Clinical interpretation
The addition of a 6 to under 12 years age band and a low-weight dosing option addresses a specific gap: many biologics approved for adolescents have lacked formulations or dosing data suitable for younger, smaller children. The OptIMMize data suggest durability of response through 1 year in adolescents who remain on treatment, though the open-label, single-arm design in the youngest cohort and the extrapolated basis for the psoriatic arthritis indication mean the evidence base for that age group and that indication is less direct than the active-controlled adolescent psoriasis data. Clinicians should also note that some adolescents who discontinued risankizumab after initial response experienced loss of disease control, an observation relevant to counseling families about treatment continuity.
Limitations and next steps
The pediatric psoriatic arthritis approval rests on modeling rather than a dedicated randomized pediatric trial, a limitation inherent to many pediatric rheumatologic drug approvals given small patient populations. Longer-term pediatric safety data, particularly regarding infection risk and growth or developmental outcomes with sustained IL-23 inhibition, will continue to accrue through the OptIMMize-2 extension. As with other biologics, screening for tuberculosis and avoidance of live vaccines during treatment remain relevant considerations in pediatric care planning.
3 Takeaways
- Risankizumab is now FDA approved for children 6 years and older with moderate to severe plaque psoriasis or active psoriatic arthritis, with a new 55-mg syringe enabling weight-based dosing under 40 kg.

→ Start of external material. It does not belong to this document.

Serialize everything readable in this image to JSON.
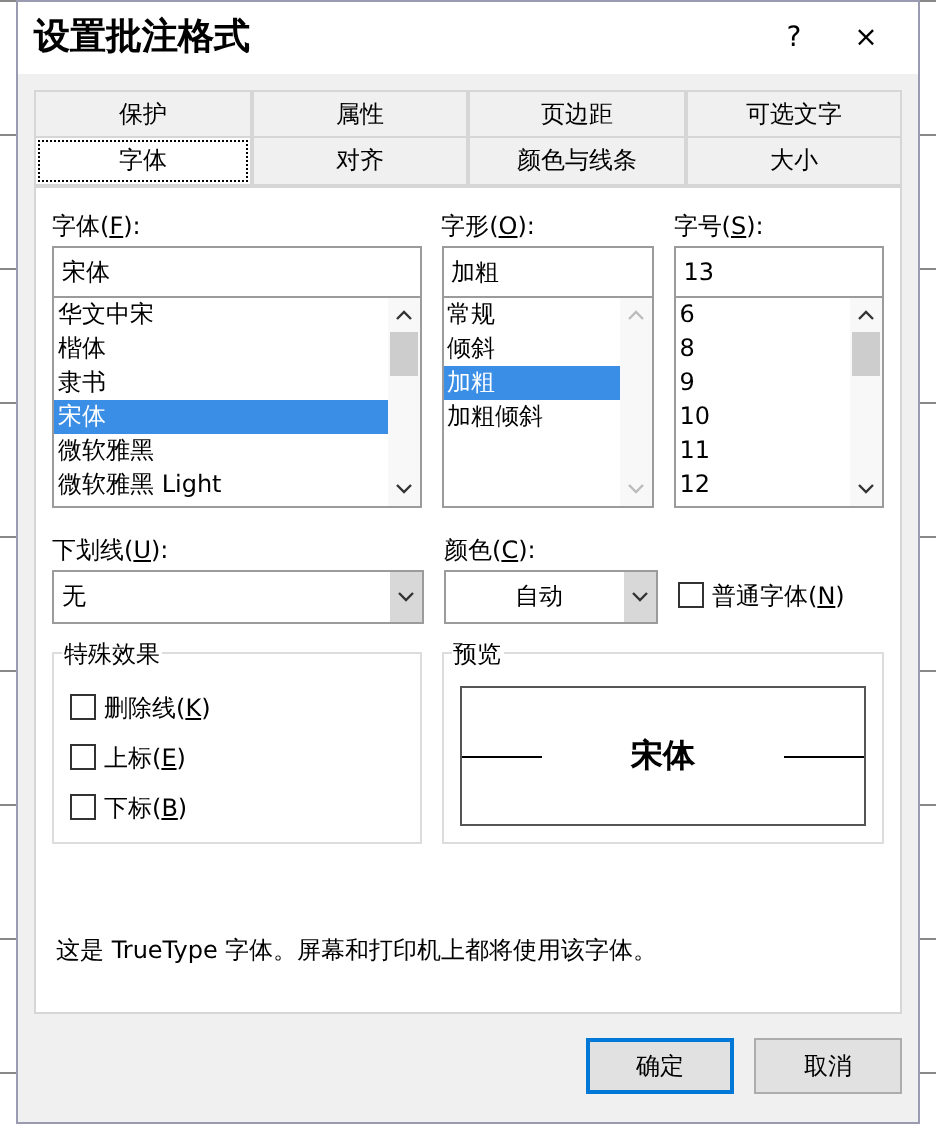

- The psoriasis approval is supported by active-controlled and open-label cohorts from the OptIMMize-1/2 program showing durable PASI and sPGA responses through 52 weeks in adolescents.
- The psoriatic arthritis approval relies on extrapolation from psoriasis efficacy data and pharmacokinetic modeling rather than a dedicated pediatric arthritis trial, an evidentiary limitation clinicians should weigh in shared decision-making.